Der Mensch vergisst so schnell. Wie war das damals noch in Ruanda? Die Begriffe Hutu und Tutsi, Bürgerkrieg und Genozid schwirren im Kopf herum. Vielleicht hilft ein Theaterstück aus Ruanda beim Sortieren? Doch Corps et Voix: Paroles Rhizome (Körper und Stimme: Sprach-Rhizom) beim Lao-koon-Festival auf Kampnagel kann und will nicht über Ursachen und Folgen des Völkermords aufklären.
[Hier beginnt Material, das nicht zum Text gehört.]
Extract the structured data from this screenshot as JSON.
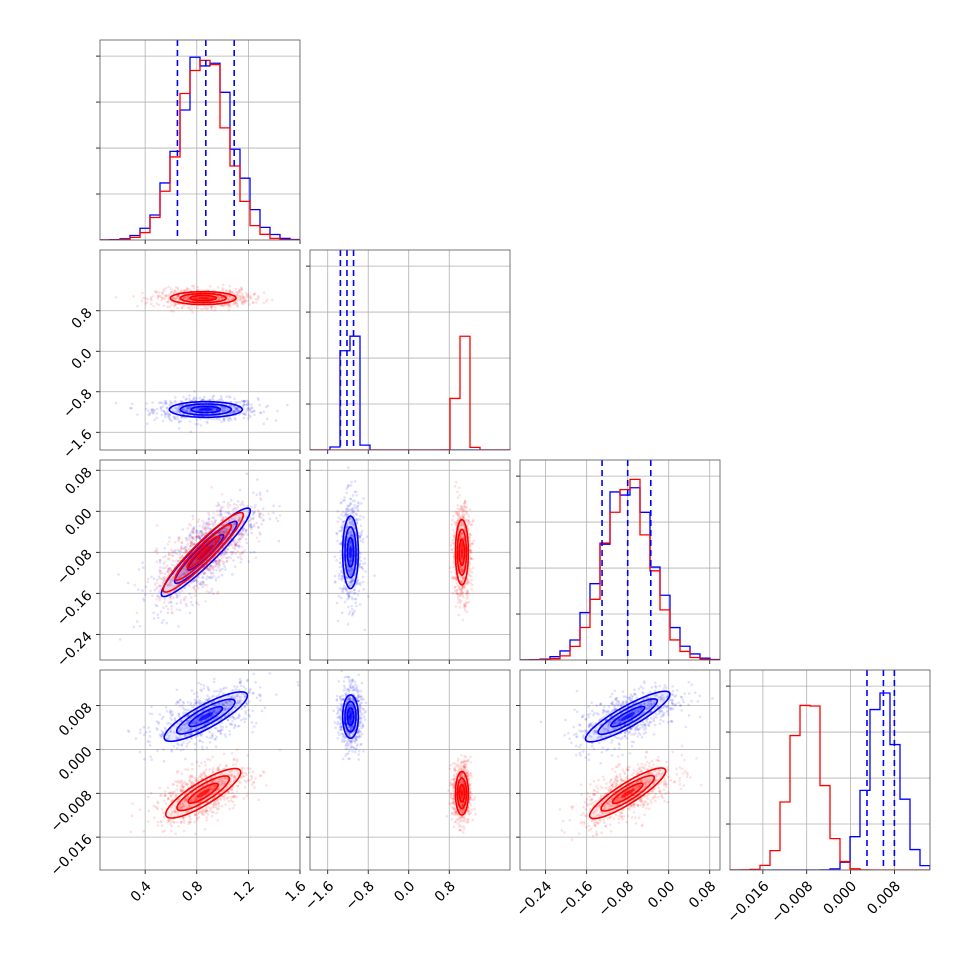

Immerhin animiert das Stück zum Surfen im Internet, man frischt auf und zieht aktuelle Vergleiche: 1994, auf dem Höhepunkt des Bürgerkriegs, als innerhalb von 100 Tagen 800.000 Tutsi und gemäßigte Hutu im Auftrag der Hutu-Regierung niedergemetzelt wurden, war die Reaktion der Weltbevölkerung nur ein leiser Seufzer. Kein Aufschrei wie heute über den Terroranschlag in den USA. Erzählt das Stück vielleicht dann etwas über Fanatismus und Rassismus? Wenn es so einfach wäre. Wie immer ist das Ganze komplex und widersprüchlich. So erzählen die 21 Tänzer, Musiker und Schauspieler vom Le Centre Universitaire des Arts de L'Université Nationale du Rwanda auch nur eine bruchstückhafte Geschichte in neun Kapiteln – vom friedlichen Zusammenleben in einer fernen Vergangenheit über das Säen von Streit und Zwietracht durch Fremde bis zum Regierungsaufruf zum Völkermord an den Tutsi, bis zu systematischer Folter, Vergewaltigung und Ermordung.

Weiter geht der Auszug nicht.